In APA 7th edition format, report the test as follows: 'A Mann-Whitney U test indicated that [Group 1] (Mdn = X, n = X) differed significantly from [Group 2] (Mdn = X, n = X), U = X, z = X.XX, p = .XXX (two-tailed), r = .XX.' Report the median for each group, the U statistic, the z approximation, the exact p-value to three decimal places (with a leading zero omitted), and the effect size r (rank-biserial correlation).

What is the null hypothesis of the Mann-Whitney U test?

The null hypothesis of the Mann-Whitney U test is that the two populations are stochastically equal, formally stated as P(X greater than Y) equals P(Y greater than X) equals one-half. This is the condition of stochastic homogeneity. Under the additional assumption that the two distributions have the same shape (differing only in location), this is equivalent to asserting equality of medians. Rejection of the null hypothesis indicates that observations from one population tend to exceed observations from the other.

What effect size should I report for a Mann-Whitney U test?

The recommended effect size for the Mann-Whitney U test is the rank-biserial correlation r, computed as r = z divided by the square root of the total sample size N. Cohen's (1988) benchmarks for r are: 0.10 (small), 0.30 (medium), and 0.50 (large).
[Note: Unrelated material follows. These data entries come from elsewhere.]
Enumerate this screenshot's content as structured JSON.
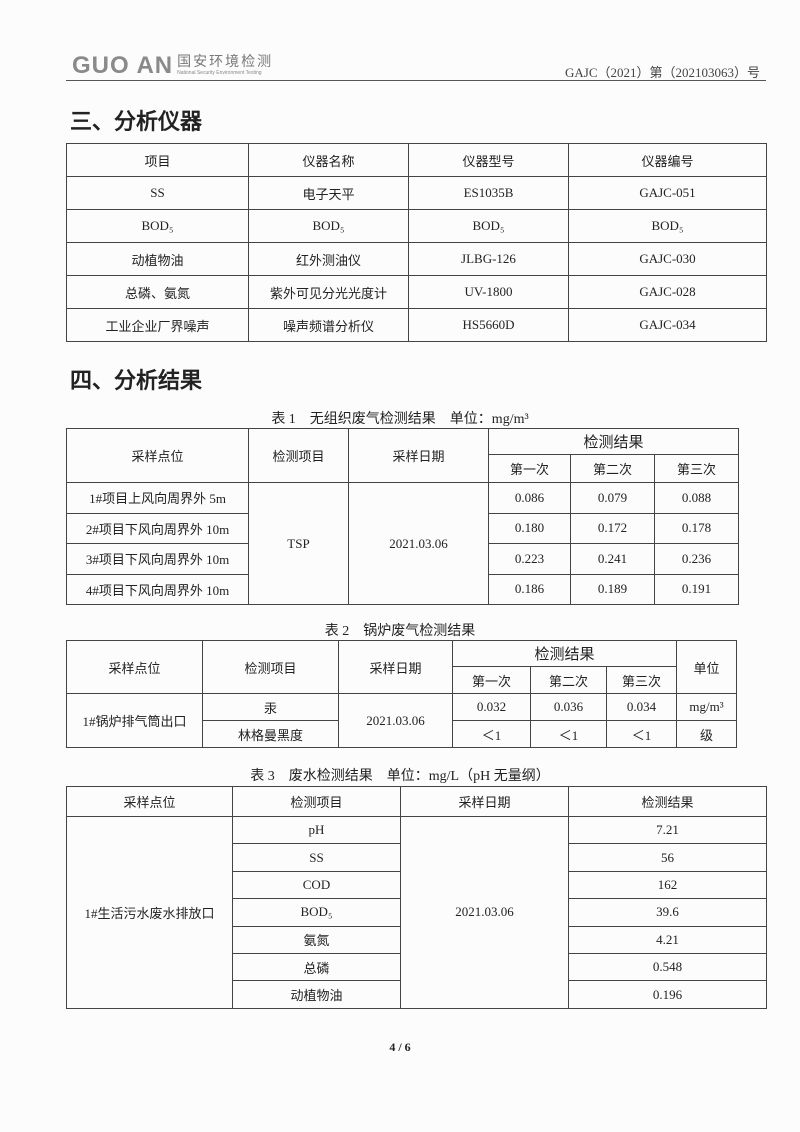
{
  "header": {
    "logo_mark": "GUO AN",
    "logo_cn": "国安环境检测",
    "logo_en": "National Security Environment Testing",
    "doc_no": "GAJC（2021）第（202103063）号"
  },
  "section3": {
    "title": "三、分析仪器",
    "headers": [
      "项目",
      "仪器名称",
      "仪器型号",
      "仪器编号"
    ],
    "rows": [
      [
        "SS",
        "电子天平",
        "ES1035B",
        "GAJC-051"
      ],
      [
        "BOD₅",
        "BOD₅",
        "BOD₅",
        "BOD₅"
      ],
      [
        "动植物油",
        "红外测油仪",
        "JLBG-126",
        "GAJC-030"
      ],
      [
        "总磷、氨氮",
        "紫外可见分光光度计",
        "UV-1800",
        "GAJC-028"
      ],
      [
        "工业企业厂界噪声",
        "噪声频谱分析仪",
        "HS5660D",
        "GAJC-034"
      ]
    ]
  },
  "section4": {
    "title": "四、分析结果"
  },
  "table1": {
    "caption": "表 1　无组织废气检测结果　单位：mg/m³",
    "h_point": "采样点位",
    "h_item": "检测项目",
    "h_date": "采样日期",
    "h_result": "检测结果",
    "h_runs": [
      "第一次",
      "第二次",
      "第三次"
    ],
    "item": "TSP",
    "date": "2021.03.06",
    "rows": [
      {
        "point": "1#项目上风向周界外 5m",
        "v": [
          "0.086",
          "0.079",
          "0.088"
        ]
      },
      {
        "point": "2#项目下风向周界外 10m",
        "v": [
          "0.180",
          "0.172",
          "0.178"
        ]
      },
      {
        "point": "3#项目下风向周界外 10m",
        "v": [
          "0.223",
          "0.241",
          "0.236"
        ]
      },
      {
        "point": "4#项目下风向周界外 10m",
        "v": [
          "0.186",
          "0.189",
          "0.191"
        ]
      }
    ]
  },
  "table2": {
    "caption": "表 2　锅炉废气检测结果",
    "h_point": "采样点位",
    "h_item": "检测项目",
    "h_date": "采样日期",
    "h_result": "检测结果",
    "h_unit": "单位",
    "h_runs": [
      "第一次",
      "第二次",
      "第三次"
    ],
    "point": "1#锅炉排气筒出口",
    "date": "2021.03.06",
    "rows": [
      {
        "item": "汞",
        "v": [
          "0.032",
          "0.036",
          "0.034"
        ],
        "unit": "mg/m³"
      },
      {
        "item": "林格曼黑度",
        "v": [
          "＜1",
          "＜1",
          "＜1"
        ],
        "unit": "级"
      }
    ]
  },
  "table3": {
    "caption": "表 3　废水检测结果　单位：mg/L（pH 无量纲）",
    "headers": [
      "采样点位",
      "检测项目",
      "采样日期",
      "检测结果"
    ],
    "point": "1#生活污水废水排放口",
    "date": "2021.03.06",
    "rows": [
      [
        "pH",
        "7.21"
      ],
      [
        "SS",
        "56"
      ],
      [
        "COD",
        "162"
      ],
      [
        "BOD₅",
        "39.6"
      ],
      [
        "氨氮",
        "4.21"
      ],
      [
        "总磷",
        "0.548"
      ],
      [
        "动植物油",
        "0.196"
      ]
    ]
  },
  "footer": {
    "page": "4 / 6"
  }
}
An alternative measure is the common language effect size (also called the probability of superiority), computed as U1 divided by (n1 times n2), which directly expresses the probability that a randomly selected observation from one group exceeds a randomly selected observation from the other group.

What is the difference between the exact and asymptotic Mann-Whitney U test?

The exact Mann-Whitney U test computes the p-value by enumerating the exact distribution of the U statistic under the null hypothesis, determining the proportion of all possible rank arrangements that produce a U value at least as extreme as the observed one. The asymptotic test uses a normal approximation to the distribution of U, which becomes increasingly accurate as sample sizes increase. For samples where both n1 and n2 are at most 20, the exact test is preferable. For larger samples, the asymptotic test with a correction for ties provides sufficiently accurate p-values.

Mann-Whitney U Test: Calculator, Philosophical Foundation, and APA Reporting

Theoretical and Philosophical Basis

Philosophical Foundations of the Mann-Whitney U Test

The Mann-Whitney U test occupies a distinctive position in the history of statistical methodology. It emerged at a moment when applied scientists had begun to interrogate the philosophical premises underlying the dominant tradition of parametric inference, and it offered a coherent alternative grounded in ordinal information rather than distributional assumptions about population moments. Understanding the test at the doctoral level requires not only facility with its mechanics but also an appreciation of the epistemological commitments that motivated its development and continue to govern its appropriate use.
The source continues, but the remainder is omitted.